Republican officials and conservatives outside government have argued that it’s inappropriate for Kelly to impose “one-size fits all” measures— and hurt the economy— while the rate of reported new coronavirus cases varies widely across the state. Kelly has pointed to a coronavirus resurgence in recent weeks that has pushed the total confirmed cases past 24,000 and COVID-19-related deaths past 300.
The Republican-controlled Legislature successfully pressured Kelly to lift statewide restrictions on businesses and public gatherings on May 26, and the GOP-dominated State Board of Education on Wednesday blocked Kelly’s plan to delay the reopening of K-12 schools for three weeks, from mid-August until after Labor Day.
Decisions on business restrictions are left to counties while local boards of education are to determine school reopenings.
Kelly issued her masks-in-schools order Monday, imposing rules for public and private schools that are stricter than guidelines set by the State Board of Education. It also would require schools to do daily temperature checks on all staff and students.
“It's an odd position that the administration has taken that their order is somehow is not subject to county opt-out the way all their other orders are,” Schmidt said. “Local school districts have the constitutional authority to opt out.”
He added that he's had conversations with local officials who have raised the issue of whether they can opt out of Kelly's order. Kansas House Majority Leader Dan Hawkins, a conservative Wichita Republican, raised the issue during a meeting between Kelly and legislative leaders Thursday to review the masks-in-school order.
When Kelly stuck to her position that neither counties nor local school districts can opt out, Hawkins told her: “I won't argue with you. I disagree.”
Senate President Susan Wagle, another conservative Wichita Republican who is frequently critical of Kelly’s handling of the pandemic, said before Thursday's meeting with Kelly that legislators wrote last month’s law “to ensure local control over these decisions.”
Schmidt said he told the governor's office of his legal opinion before Kelly issued the order.
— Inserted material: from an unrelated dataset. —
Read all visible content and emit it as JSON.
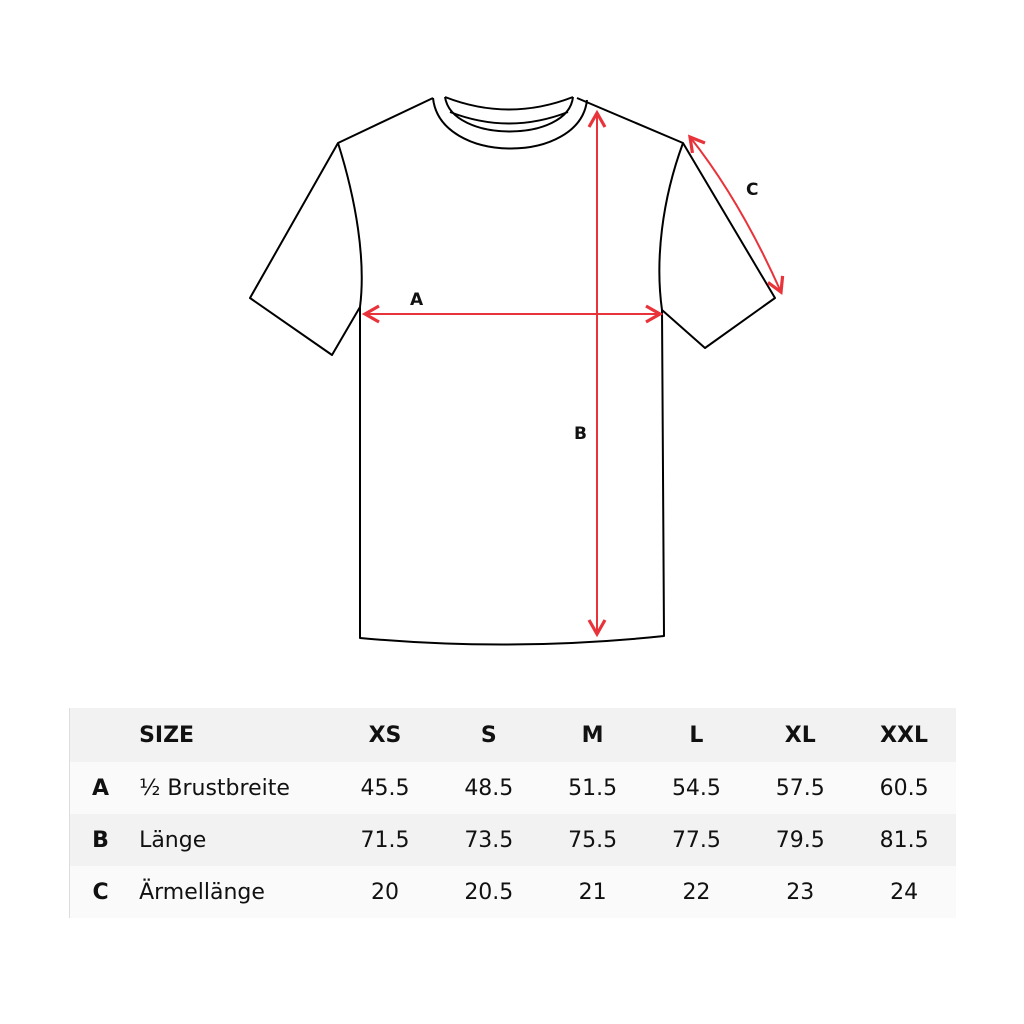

"His comments further demonstrate that he and Republican leadership have abdicated their duty to serve the people of Kansas during the worst public health crisis in a century — and instead, put the burden back on local communities,” Kelly told AP in response to Schmidt's stance.
A law enacted last month as a compromise between the Democratic governor and GOP lawmakers allows the state's 105 counties to opt out of Kelly's health orders, such as one she issued July 2 to require people to wear masks in public and at their workplaces. Schmidt said that law applies to the masks-in-schools order.
Kelly said Monday that it doesn't because it involves the state's 286 local school districts, which operate independently of counties under local elected school boards.
The same law required the State Board of Education's approval of Kelly's plan to delay the start of fall K-12 classes or to close school buildings. Kelly ordered K-12 school buildings closed in mid-March for the rest of the previous school year, drawing criticism from conservative GOP lawmakers.
The law doesn't give the state board any authority to reject other Kelly orders, but Schmidt said Kansas law gives local districts “home rule” powers to manage their own affairs. And the state constitution says local public schools “shall be maintained, developed and operated by locally elected boards.”
“I worry this is going needlessly become another flare-up,” Schmidt said.
He added: “The law is what the law is, and it has to be followed or it has to be changed. It can’t simply be ignored.”